This new version looks like it will avoid the dilution problem, since it doesn’t record a bunch of people who didn’t see the treatment as having triggered it. It has a bug, however — there is bias in the experiment. Treatment only gets the US users, while control is seen as getting all the users. Nothing will break in the app, but the two buckets are not comparable.

Detecting and avoiding bucket imbalance in A/B tests

An unbiased solution would look as follows:

// bucket the user, but do not record triggering.
bucket = peekAtExperimentBucket(user, experiment);

if (user.country == “US”  && bucket == “treatment”) {
  recordExperimentTrigger(user, experiment, “treatment”)
  /** do treatment stuff **/
} else {
  // do not record trigger for non-US visitors, even in control
  if (user.country == “US” && bucket == “control”) {
    recordExperimentTrigger(user, experiment, “control”)
  }
  /** do normal stuff **/
}

Not all bucketing imbalances have such obvious causes. We recently encountered an experiment which triggered the user bucketing log call asynchronously, from client-side Javascript.
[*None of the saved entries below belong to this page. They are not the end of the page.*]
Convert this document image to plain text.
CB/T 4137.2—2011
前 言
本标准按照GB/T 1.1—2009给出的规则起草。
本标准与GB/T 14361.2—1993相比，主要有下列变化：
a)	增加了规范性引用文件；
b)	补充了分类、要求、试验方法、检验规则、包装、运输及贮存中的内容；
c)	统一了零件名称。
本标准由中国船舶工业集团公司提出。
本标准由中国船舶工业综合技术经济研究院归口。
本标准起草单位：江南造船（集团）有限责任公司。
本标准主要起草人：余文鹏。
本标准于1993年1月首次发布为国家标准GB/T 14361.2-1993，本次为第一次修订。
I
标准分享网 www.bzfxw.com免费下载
The experimental treatment required loading certain additional assets and making other calls, which made the bucketing log call slightly less likely to succeed for users on slow connections. This resulted in bias: users on slow connections were more likely to show up in control than in treatment, subtly skewing the results.

Identifying bucket imbalance
An effective way to detect bucketing bias is to test for imbalanced bucket sizes. Our experimentation framework automatically checks if buckets are roughly the expected size, using two methods. First, we perform an overall health check using the multinomial goodness of fit test. This test checks if observed bucket allocations collectively matched expected traffic allocations. If overall health is bad, we also perform binomial tests on each bucket to pinpoint which buckets might have problems, and show a time series of newly bucketed users in case experimenters want to do a deep dive.
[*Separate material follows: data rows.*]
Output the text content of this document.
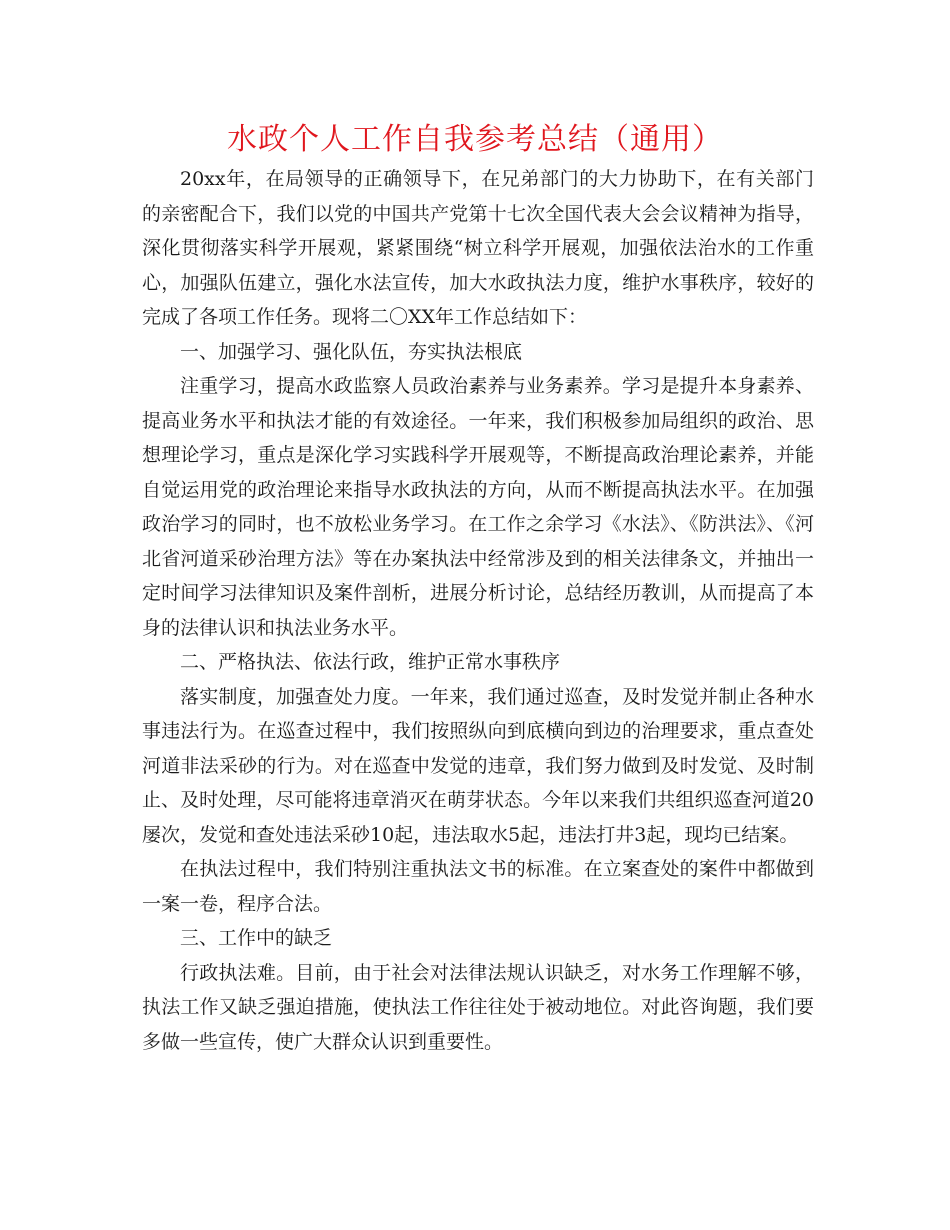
水政个人工作自我参考总结（通用）

20xx年，在局领导的正确领导下，在兄弟部门的大力协助下，在有关部门的亲密配合下，我们以党的中国共产党第十七次全国代表大会会议精神为指导，深化贯彻落实科学开展观，紧紧围绕“树立科学开展观，加强依法治水的工作重心，加强队伍建立，强化水法宣传，加大水政执法力度，维护水事秩序，较好的完成了各项工作任务。现将二〇XX年工作总结如下：

一、加强学习、强化队伍，夯实执法根底

注重学习，提高水政监察人员政治素养与业务素养。学习是提升本身素养、提高业务水平和执法才能的有效途径。一年来，我们积极参加局组织的政治、思想理论学习，重点是深化学习实践科学开展观等，不断提高政治理论素养，并能自觉运用党的政治理论来指导水政执法的方向，从而不断提高执法水平。在加强政治学习的同时，也不放松业务学习。在工作之余学习《水法》、《防洪法》、《河北省河道采砂治理方法》等在办案执法中经常涉及到的相关法律条文，并抽出一定时间学习法律知识及案件剖析，进展分析讨论，总结经历教训，从而提高了本身的法律认识和执法业务水平。

二、严格执法、依法行政，维护正常水事秩序

落实制度，加强查处力度。一年来，我们通过巡查，及时发觉并制止各种水事违法行为。在巡查过程中，我们按照纵向到底横向到边的治理要求，重点查处河道非法采砂的行为。对在巡查中发觉的违章，我们努力做到及时发觉、及时制止、及时处理，尽可能将违章消灭在萌芽状态。今年以来我们共组织巡查河道20屡次，发觉和查处违法采砂10起，违法取水5起，违法打井3起，现均已结案。

在执法过程中，我们特别注重执法文书的标准。在立案查处的案件中都做到一案一卷，程序合法。

三、工作中的缺乏

行政执法难。目前，由于社会对法律法规认识缺乏，对水务工作理解不够，执法工作又缺乏强迫措施，使执法工作往往处于被动地位。对此咨询题，我们要多做一些宣传，使广大群众认识到重要性。
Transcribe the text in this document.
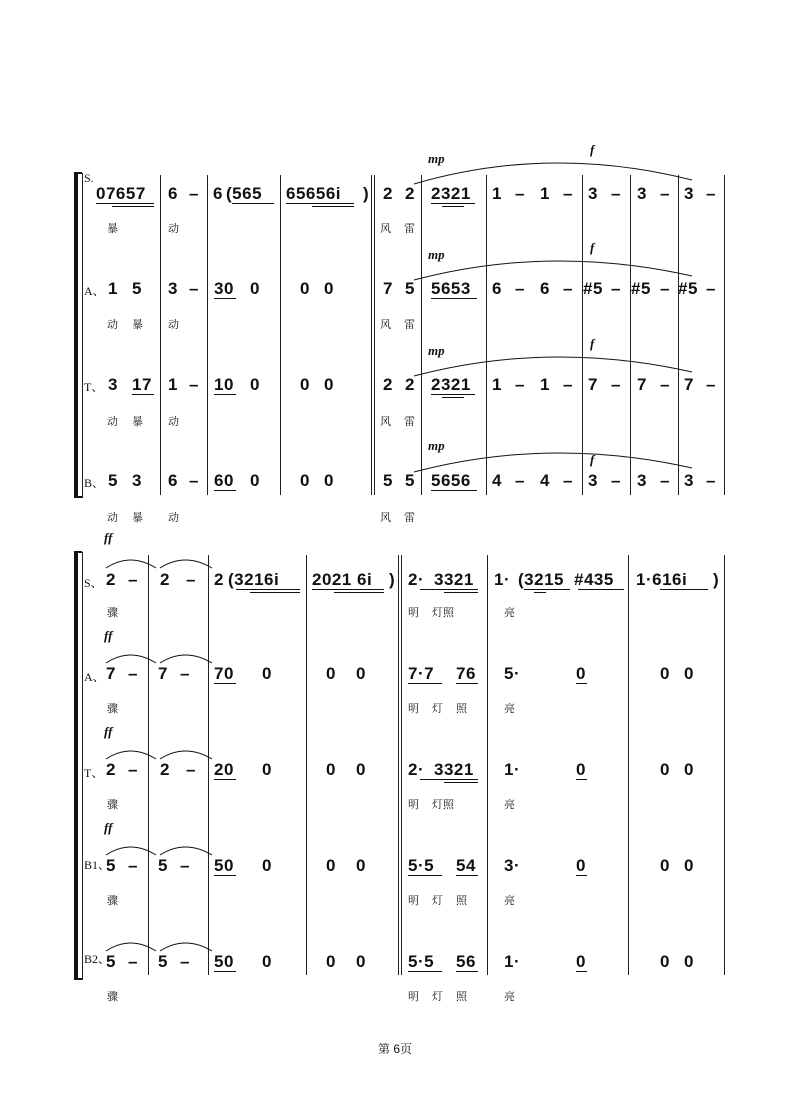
S.
mp
f
07657 6 – 6 (565 65656i ) 2 2 2321 1 – 1 – 3 – 3 – 3 –
暴	动	风 雷
A、
mp	f
1 5 3 – 30 0 0 0	7 5 5653 6 – 6 – #5 – #5 – #5 –
动 暴 动	风 雷
T、
mp	f
3 17 1 – 10 0 0 0	2 2 2321 1 – 1 – 7 – 7 – 7 –
动 暴 动	风 雷
B、
mp
f
5 3 6 – 60 0 0 0	5 5 5656 4 – 4 – 3 – 3 – 3 –
动 暴 动	风 雷
ff
S、 2 – 2 – 2 (3216i 2021 6i ) 2· 3321 1· (3215 #435 1·616i )
骤	明 灯照	亮
ff
A、 7 – 7 – 70 0	0 0 7·7 76 5·	0	0 0
骤	明 灯 照	亮
ff
T、 2 – 2 – 20 0	0 0 2· 3321 1·	0	0 0
骤	明 灯照	亮
ff
B1、
5 – 5 – 50 0	0 0 5·5 54 3·	0	0 0
骤	明 灯 照	亮
B2、
5 – 5 – 50 0	0 0 5·5 56 1·	0	0 0
骤	明 灯 照	亮
第 6页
Overall health check using multinomial test
Imagine an experiment with k buckets, where bucket i receives p percent of the traffic (p can be different across buckets). Given that we know the total number of users who are bucketed into the experiment, we can model the number of users in each bucket jointly as a multinomial distribution. Furthermore, we can perform a goodness of fit test to see if the actual observed count deviates from the expected count. If we see that the traffic allocation deviates significantly from what it is supposed to be, this is a good indicator that split of traffic is problematic or that the splitting is biased.
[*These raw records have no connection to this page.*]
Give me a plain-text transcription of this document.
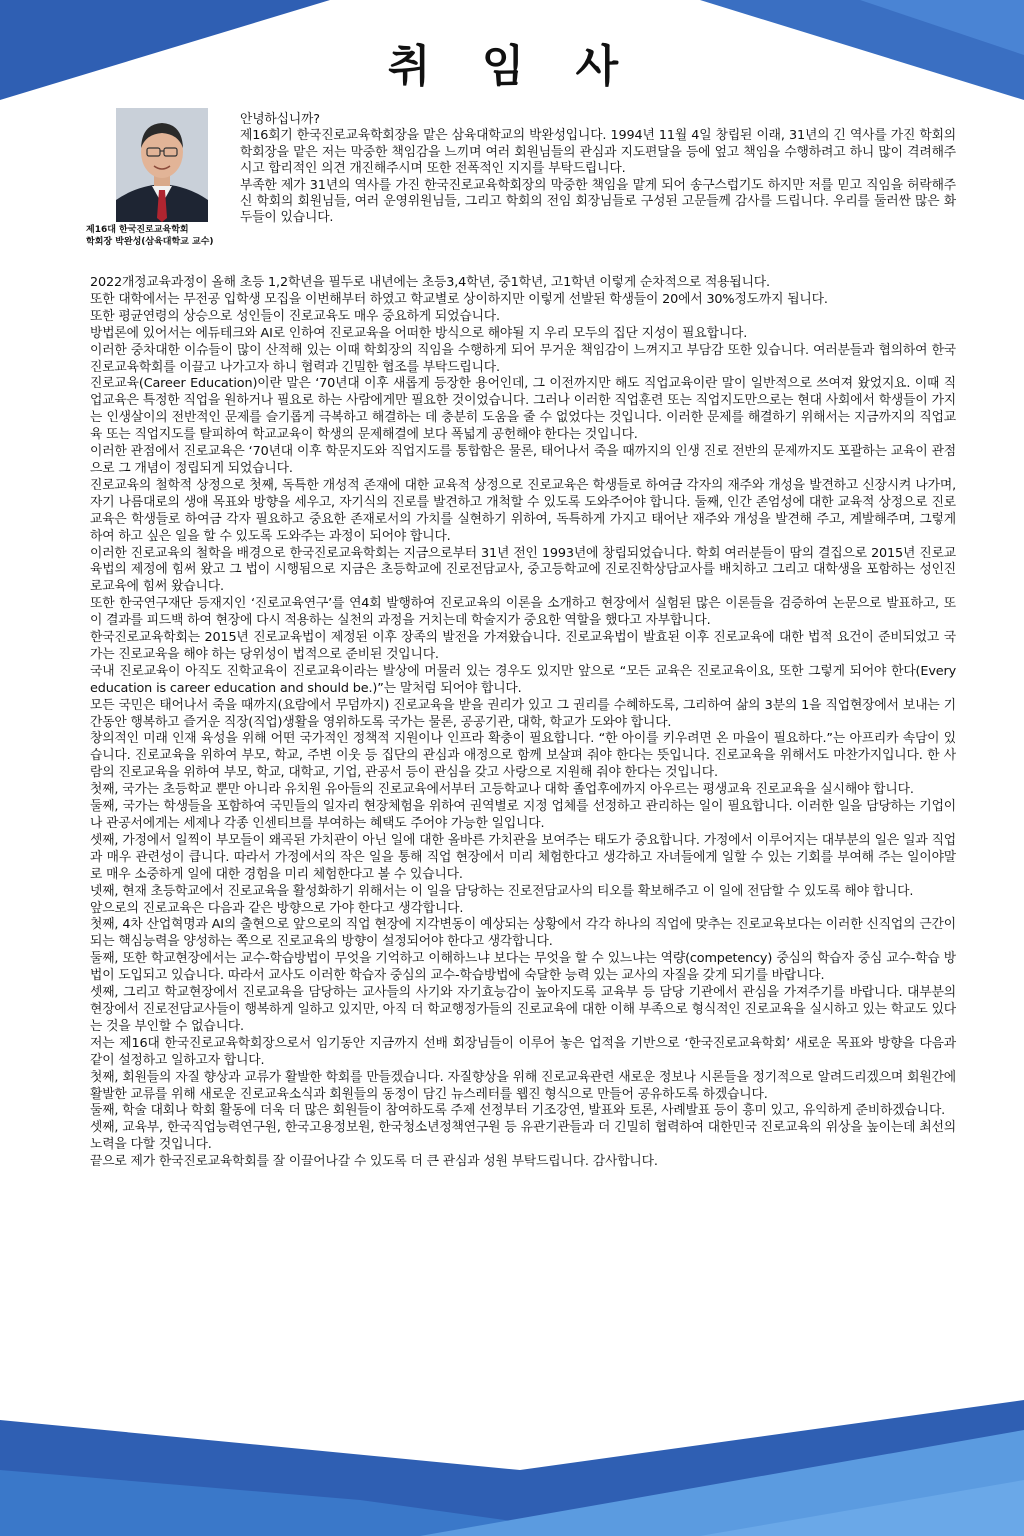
취 임 사
제16대 한국진로교육학회
학회장 박완성(삼육대학교 교수)

안녕하십니까?

제16회기 한국진로교육학회장을 맡은 삼육대학교의 박완성입니다. 1994년 11월 4일 창립된 이래, 31년의 긴 역사를 가진 학회의 학회장을 맡은 저는 막중한 책임감을 느끼며 여러 회원님들의 관심과 지도편달을 등에 엎고 책임을 수행하려고 하니 많이 격려해주시고 합리적인 의견 개진해주시며 또한 전폭적인 지지를 부탁드립니다.

부족한 제가 31년의 역사를 가진 한국진로교육학회장의 막중한 책임을 맡게 되어 송구스럽기도 하지만 저를 믿고 직임을 허락해주신 학회의 회원님들, 여러 운영위원님들, 그리고 학회의 전임 회장님들로 구성된 고문들께 감사를 드립니다. 우리를 둘러싼 많은 화두들이 있습니다.

2022개정교육과정이 올해 초등 1,2학년을 필두로 내년에는 초등3,4학년, 중1학년, 고1학년 이렇게 순차적으로 적용됩니다.

또한 대학에서는 무전공 입학생 모집을 이번해부터 하였고 학교별로 상이하지만 이렇게 선발된 학생들이 20에서 30%정도까지 됩니다.

또한 평균연령의 상승으로 성인들이 진로교육도 매우 중요하게 되었습니다.

방법론에 있어서는 에듀테크와 AI로 인하여 진로교육을 어떠한 방식으로 해야될 지 우리 모두의 집단 지성이 필요합니다.

이러한 중차대한 이슈들이 많이 산적해 있는 이때 학회장의 직임을 수행하게 되어 무거운 책임감이 느껴지고 부담감 또한 있습니다. 여러분들과 협의하여 한국진로교육학회를 이끌고 나가고자 하니 협력과 긴밀한 협조를 부탁드립니다.

진로교육(Career Education)이란 말은 ‘70년대 이후 새롭게 등장한 용어인데, 그 이전까지만 해도 직업교육이란 말이 일반적으로 쓰여져 왔었지요. 이때 직업교육은 특정한 직업을 원하거나 필요로 하는 사람에게만 필요한 것이었습니다. 그러나 이러한 직업훈련 또는 직업지도만으로는 현대 사회에서 학생들이 가지는 인생살이의 전반적인 문제를 슬기롭게 극복하고 해결하는 데 충분히 도움을 줄 수 없었다는 것입니다. 이러한 문제를 해결하기 위해서는 지금까지의 직업교육 또는 직업지도를 탈피하여 학교교육이 학생의 문제해결에 보다 폭넓게 공헌해야 한다는 것입니다.

이러한 관점에서 진로교육은 ‘70년대 이후 학문지도와 직업지도를 통합함은 물론, 태어나서 죽을 때까지의 인생 진로 전반의 문제까지도 포괄하는 교육이 관점으로 그 개념이 정립되게 되었습니다.

진로교육의 철학적 상정으로 첫째, 독특한 개성적 존재에 대한 교육적 상정으로 진로교육은 학생들로 하여금 각자의 재주와 개성을 발견하고 신장시켜 나가며, 자기 나름대로의 생애 목표와 방향을 세우고, 자기식의 진로를 발견하고 개척할 수 있도록 도와주어야 합니다. 둘째, 인간 존엄성에 대한 교육적 상정으로 진로교육은 학생들로 하여금 각자 필요하고 중요한 존재로서의 가치를 실현하기 위하여, 독특하게 가지고 태어난 재주와 개성을 발견해 주고, 계발해주며, 그렇게 하여 하고 싶은 일을 할 수 있도록 도와주는 과정이 되어야 합니다.

이러한 진로교육의 철학을 배경으로 한국진로교육학회는 지금으로부터 31년 전인 1993년에 창립되었습니다. 학회 여러분들이 땀의 결집으로 2015년 진로교육법의 제정에 힘써 왔고 그 법이 시행됨으로 지금은 초등학교에 진로전담교사, 중고등학교에 진로진학상담교사를 배치하고 그리고 대학생을 포함하는 성인진로교육에 힘써 왔습니다.

또한 한국연구재단 등재지인 ‘진로교육연구’를 연4회 발행하여 진로교육의 이론을 소개하고 현장에서 실험된 많은 이론들을 검증하여 논문으로 발표하고, 또 이 결과를 피드백 하여 현장에 다시 적용하는 실천의 과정을 거치는데 학술지가 중요한 역할을 했다고 자부합니다.

한국진로교육학회는 2015년 진로교육법이 제정된 이후 장족의 발전을 가져왔습니다. 진로교육법이 발효된 이후 진로교육에 대한 법적 요건이 준비되었고 국가는 진로교육을 해야 하는 당위성이 법적으로 준비된 것입니다.

국내 진로교육이 아직도 진학교육이 진로교육이라는 발상에 머물러 있는 경우도 있지만 앞으로 “모든 교육은 진로교육이요, 또한 그렇게 되어야 한다(Every education is career education and should be.)”는 말처럼 되어야 합니다.

모든 국민은 태어나서 죽을 때까지(요람에서 무덤까지) 진로교육을 받을 권리가 있고 그 권리를 수혜하도록, 그리하여 삶의 3분의 1을 직업현장에서 보내는 기간동안 행복하고 즐거운 직장(직업)생활을 영위하도록 국가는 물론, 공공기관, 대학, 학교가 도와야 합니다.

창의적인 미래 인재 육성을 위해 어떤 국가적인 정책적 지원이나 인프라 확충이 필요합니다. “한 아이를 키우려면 온 마을이 필요하다.”는 아프리카 속담이 있습니다. 진로교육을 위하여 부모, 학교, 주변 이웃 등 집단의 관심과 애정으로 함께 보살펴 줘야 한다는 뜻입니다. 진로교육을 위해서도 마찬가지입니다. 한 사람의 진로교육을 위하여 부모, 학교, 대학교, 기업, 관공서 등이 관심을 갖고 사랑으로 지원해 줘야 한다는 것입니다.

첫째, 국가는 초등학교 뿐만 아니라 유치원 유아들의 진로교육에서부터 고등학교나 대학 졸업후에까지 아우르는 평생교육 진로교육을 실시해야 합니다.

둘째, 국가는 학생들을 포함하여 국민들의 일자리 현장체험을 위하여 권역별로 지정 업체를 선정하고 관리하는 일이 필요합니다. 이러한 일을 담당하는 기업이나 관공서에게는 세제나 각종 인센티브를 부여하는 혜택도 주어야 가능한 일입니다.

셋째, 가정에서 일찍이 부모들이 왜곡된 가치관이 아닌 일에 대한 올바른 가치관을 보여주는 태도가 중요합니다. 가정에서 이루어지는 대부분의 일은 일과 직업과 매우 관련성이 큽니다. 따라서 가정에서의 작은 일을 통해 직업 현장에서 미리 체험한다고 생각하고 자녀들에게 일할 수 있는 기회를 부여해 주는 일이야말로 매우 소중하게 일에 대한 경험을 미리 체험한다고 볼 수 있습니다.

넷째, 현재 초등학교에서 진로교육을 활성화하기 위해서는 이 일을 담당하는 진로전담교사의 티오를 확보해주고 이 일에 전담할 수 있도록 해야 합니다.

앞으로의 진로교육은 다음과 같은 방향으로 가야 한다고 생각합니다.

첫째, 4차 산업혁명과 AI의 출현으로 앞으로의 직업 현장에 지각변동이 예상되는 상황에서 각각 하나의 직업에 맞추는 진로교육보다는 이러한 신직업의 근간이 되는 핵심능력을 양성하는 쪽으로 진로교육의 방향이 설정되어야 한다고 생각합니다.

둘째, 또한 학교현장에서는 교수-학습방법이 무엇을 기억하고 이해하느냐 보다는 무엇을 할 수 있느냐는 역량(competency) 중심의 학습자 중심 교수-학습 방법이 도입되고 있습니다. 따라서 교사도 이러한 학습자 중심의 교수-학습방법에 숙달한 능력 있는 교사의 자질을 갖게 되기를 바랍니다.

셋째, 그리고 학교현장에서 진로교육을 담당하는 교사들의 사기와 자기효능감이 높아지도록 교육부 등 담당 기관에서 관심을 가져주기를 바랍니다. 대부분의 현장에서 진로전담교사들이 행복하게 일하고 있지만, 아직 더 학교행정가들의 진로교육에 대한 이해 부족으로 형식적인 진로교육을 실시하고 있는 학교도 있다는 것을 부인할 수 없습니다.

저는 제16대 한국진로교육학회장으로서 임기동안 지금까지 선배 회장님들이 이루어 놓은 업적을 기반으로 ‘한국진로교육학회’ 새로운 목표와 방향을 다음과 같이 설정하고 일하고자 합니다.

첫째, 회원들의 자질 향상과 교류가 활발한 학회를 만들겠습니다. 자질향상을 위해 진로교육관련 새로운 정보나 시론들을 정기적으로 알려드리겠으며 회원간에 활발한 교류를 위해 새로운 진로교육소식과 회원들의 동정이 담긴 뉴스레터를 웹진 형식으로 만들어 공유하도록 하겠습니다.

둘째, 학술 대회나 학회 활동에 더욱 더 많은 회원들이 참여하도록 주제 선정부터 기조강연, 발표와 토론, 사례발표 등이 흥미 있고, 유익하게 준비하겠습니다.

셋째, 교육부, 한국직업능력연구원, 한국고용정보원, 한국청소년정책연구원 등 유관기관들과 더 긴밀히 협력하여 대한민국 진로교육의 위상을 높이는데 최선의 노력을 다할 것입니다.

끝으로 제가 한국진로교육학회를 잘 이끌어나갈 수 있도록 더 큰 관심과 성원 부탁드립니다. 감사합니다.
Mathematically, the multinomial goodness of test is quite intuitive:

Detecting and avoiding bucket imbalance in A/B tests

Here, O denotes the observed number of users bucketed in bucket i, and E denotes the expected number of users bucketed in each bucket. The statistics capture how much each bucket deviates from its expected value, and the summation captures the overall deviation. The test statistics follow a chi-square distribution (with k-1 degrees of freedom), so we can determine the likelihood of observing a deviation as large as in the current sample had the bucket allocation were to be defined by p’s.

It is worth noting that the multinomial test is a generalization of the binomial test (i.e. often used when there is only 1 control vs. 1 treatment group). In the past, we leveraged the binomial test so that each bucket was compared to its expected bucket count. However, in situations where an experiment has many buckets, we can quickly run into the problems of multiple hypothesis testing. Below, we plot the probability of getting at least one false positive as a function of the number of independent buckets, which is simply 1 - (1 - p)^k where p is the probability of a getting a false positive (often set at 5%). The increase in false positives rate in a properly designed experiment when multiple buckets are involved is fairly high: Under the null hypothesis, with 5 buckets, one would expect to see at least one of them be imbalanced more than 20 percent of the time.

Detecting and avoiding bucket imbalance in A/B tests

False positives lead to a lot of time spent in investigation, and loss of trust in the tool. To address this problem, we evaluated the improvement of switching from binomial test to multinomial.

We ran a meta-analysis using 179 experiments, and compared the bucket health results of multinomial and binomial tests. In the case of binomial, an experiment was considered unhealthy if at least one of the bucket has p-value < 0.05, while in the multinomial case, the experiment was labeled unhealthy if the overall p-value is < 0.05.

We found a subset of experiments where the binomial test concluded that the experiment is unhealthy while the multinomial test did not. We examined all such experiments, and observed that they shared some characteristics:

  • For all experiments except one, there was only 1 bucket that has a binomial test < 5%. The rest of the buckets tend to have consistently healthy p-values.
  • All of the flagged experiments have 4 or more buckets.

These characteristics suggested that the binomial results are likely to be false positives. We then verified that all of these experiments were set up correctly through manual validation. Switching to the multinomial test for overall health of the experiment reduced our false positive rate by an estimate of 25%.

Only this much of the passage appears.